Lübnan altyapısının başarısızlığı ve tırmanan mezhepsel gerilimler, aynı zamanda bu ülkeyi de harap etmiş olan komşu Suriye’deki emperyalist destekli mezhep savaşıyla bağlantılıdır.
Lübnan, 4 milyon yurttaşına ek olarak, dünyadaki kişi başına en büyük sığınmacı nüfusuna ev sahipliği yapıyor. Ülkede 500.000 Filistinli ve 1,1 milyondan fazla Suriyeli sığınmacı bulunuyor. Çoğu genç olan Suriyeli sığınmacılar dehşet verici koşullarla karşı karşıya. Resmi olmayan çadır kentlerde (Lübnan, kalıcı hale gelecekleri korkusuyla onlara sığınmacı kampları düzenlemeyi reddediyor) ve her gün çıkarılma korkusu içinde yaşayan sığınmacıların yasal olarak iş bulmaları mümkün değil. Onların çoğu, çok düşük bir ücretle kaçak olarak çalışıyor.

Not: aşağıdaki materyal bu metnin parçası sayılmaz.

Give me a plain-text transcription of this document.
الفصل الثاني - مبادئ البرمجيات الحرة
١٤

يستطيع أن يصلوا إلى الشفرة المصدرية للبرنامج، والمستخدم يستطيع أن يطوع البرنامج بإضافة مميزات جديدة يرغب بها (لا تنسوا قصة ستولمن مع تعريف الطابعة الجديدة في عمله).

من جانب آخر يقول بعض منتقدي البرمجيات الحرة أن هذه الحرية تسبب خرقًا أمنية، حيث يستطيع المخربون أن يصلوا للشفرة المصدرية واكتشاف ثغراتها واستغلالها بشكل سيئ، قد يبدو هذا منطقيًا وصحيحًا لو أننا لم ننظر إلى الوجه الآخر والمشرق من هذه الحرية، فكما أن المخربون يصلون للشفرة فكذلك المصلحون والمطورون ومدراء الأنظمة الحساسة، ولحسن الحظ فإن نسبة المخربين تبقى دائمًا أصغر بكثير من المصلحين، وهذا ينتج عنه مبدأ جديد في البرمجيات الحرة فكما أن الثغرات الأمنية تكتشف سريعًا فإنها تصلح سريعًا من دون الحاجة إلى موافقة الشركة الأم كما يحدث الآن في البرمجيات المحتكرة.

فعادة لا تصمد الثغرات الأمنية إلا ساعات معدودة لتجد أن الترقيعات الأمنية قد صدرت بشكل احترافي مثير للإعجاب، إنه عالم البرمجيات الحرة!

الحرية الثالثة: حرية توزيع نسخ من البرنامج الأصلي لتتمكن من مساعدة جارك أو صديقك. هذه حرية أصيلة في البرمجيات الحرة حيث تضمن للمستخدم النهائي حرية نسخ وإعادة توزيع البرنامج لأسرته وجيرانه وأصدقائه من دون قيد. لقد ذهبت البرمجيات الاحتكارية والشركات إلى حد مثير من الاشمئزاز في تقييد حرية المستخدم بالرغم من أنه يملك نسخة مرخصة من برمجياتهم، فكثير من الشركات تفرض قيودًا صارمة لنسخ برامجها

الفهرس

Lübnan’ın altyapısının çökmesine karşı düzenlenen “Kokuyorsunuz” adlı gösteriler, bütün siyasi sistemin çok daha kapsamlı iflasının çarpıcı bir simgesidir.
Siyasete, son dönemde, 14 Mart İttifakı olarak bilinen, Suudi destekli ve büyük ölçüde Sünni Müslüman olan İleri Hareketi ile onun, şimdi Paris’te gönüllü sürgünde olan Saad Hariri önderliğindeki müttefikleri ile 8 Mart İttifakı olarak bilinen ve Şii bir savaşçı grup olan Hizbullah ile onun Suriye ve İran tarafından desteklenen müttefikleri egemen durumda.
Ülkede 2009’dan beri seçim yapılmadı. Parlamento, Mayıs 2014’ten bu yana toplanamamasına karşın, kendi görev süresini iki kez uzatmış durumda ve yeni seçimlerin 2017 yılında yapılması bekleniyor. Hükümet, müttefikleri komşu Suriye’deki şiddetli mezhep savaşında karşıt taraflarda yer alan 8 Mart ve 14 Mart İttifakları’ndan oluşan geçimsiz bir koalisyon. Tammam Salam başkanlığındaki bu koalisyon, 10 yıllık kapsamlı bir bütçenin geçirilmesinde başarısız oldu. Ülke, siyasi gruplar 23 ayrı denemede bir aday üzerinde uzlaşma sağlayamadıkları için, Mayıs 2014’ten beri bir devlet başkanına sahip değil.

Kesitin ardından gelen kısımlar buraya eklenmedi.